“No es tu sexo lo
que en tu sexo busco
sino ensuciar tu
alma:
desflorar
con todo el barro
de la vida
lo que aún no ha
vivido.”
Diario de un seductor.
Leopoldo Maria Panero
La mano sobre la mano en un contacto cariñoso,
en una búsqueda de cercanía, en un trasvasije de ternuras subterráneas, en un
tierno bosque de dedos entrelazados trasmitiendo su tibieza digital, enhebrando
los pequeños deseos iniciales.

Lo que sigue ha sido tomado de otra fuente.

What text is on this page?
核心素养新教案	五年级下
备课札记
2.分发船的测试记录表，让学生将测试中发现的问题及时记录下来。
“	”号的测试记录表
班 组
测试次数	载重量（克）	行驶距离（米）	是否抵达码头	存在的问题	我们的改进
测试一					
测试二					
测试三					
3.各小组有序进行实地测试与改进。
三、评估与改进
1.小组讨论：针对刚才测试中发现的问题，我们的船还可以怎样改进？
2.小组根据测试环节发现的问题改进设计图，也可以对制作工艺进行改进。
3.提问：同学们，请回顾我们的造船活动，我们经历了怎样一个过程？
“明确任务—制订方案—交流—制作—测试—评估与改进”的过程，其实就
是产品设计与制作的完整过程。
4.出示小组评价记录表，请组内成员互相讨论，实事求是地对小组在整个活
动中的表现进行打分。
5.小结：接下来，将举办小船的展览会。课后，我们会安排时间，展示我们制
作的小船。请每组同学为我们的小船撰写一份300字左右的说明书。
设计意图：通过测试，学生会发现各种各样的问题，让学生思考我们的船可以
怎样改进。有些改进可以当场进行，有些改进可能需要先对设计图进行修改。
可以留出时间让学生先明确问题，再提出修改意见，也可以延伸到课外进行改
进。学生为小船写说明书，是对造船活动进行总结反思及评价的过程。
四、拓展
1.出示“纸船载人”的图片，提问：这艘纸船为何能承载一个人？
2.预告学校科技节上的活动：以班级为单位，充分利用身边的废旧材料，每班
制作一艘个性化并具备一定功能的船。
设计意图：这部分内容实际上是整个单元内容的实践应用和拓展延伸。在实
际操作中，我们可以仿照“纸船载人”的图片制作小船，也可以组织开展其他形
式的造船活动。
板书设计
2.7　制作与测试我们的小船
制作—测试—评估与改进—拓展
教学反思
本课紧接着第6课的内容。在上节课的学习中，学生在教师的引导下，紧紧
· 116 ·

La mano guía, conduce, arrastra en su flujo
sensual por las candentes sinuosidades del cuerpo ansioso la otra mano, por las
dunas, por los valles, por los territorios de latidos sumergidos, de anhelantes
instintos encendidos. La libera, la deja libre por la dulce convexidad del
vientre deseoso, expectante, la suelta libre a su oleaje, a la exploración
dulcemente pervertida, la insta a derramar su calor macho sobre la impúdica
piel hembra. Allí anida, por donde bulle bajo la suavidad carnal la sexualidad
incitante, se detiene, se establece urgente en tacto o caricia, el meñique ya
enredado en los sedosos vellos púbicos y el anular cruzado sobre la vulva
humedecida. Ella entra en el túnel del goce, se retuerce sobre el lecho
excitada, sus dedos invadiendo su boca entreabierta, su mano inserta en la
voluptuosidad de su pelo desordenado, sus ojos cerrados para percibir la
totalidad lúbrica de esa mano atrapada en su sexo. Esa mano, del otro, que
abarca su vulva, la ataca, la invade, le inserta en una deliciosa violación
consentida el dedo del corazón en la mojada y caliente vagina como un falo
premonitorio del que ya acecha erecto en el macho invasivo. Y estalla desde ese
dedo introducido el orgasmo como un torrente denso y viscoso que la inunda, la
estremece, la socava hasta sus más profundas raíces, la desata, la induce al
quejido, al grito, a la pérdida de la realidad atrapada en la egoísta
intensidad de la exultante masturbación.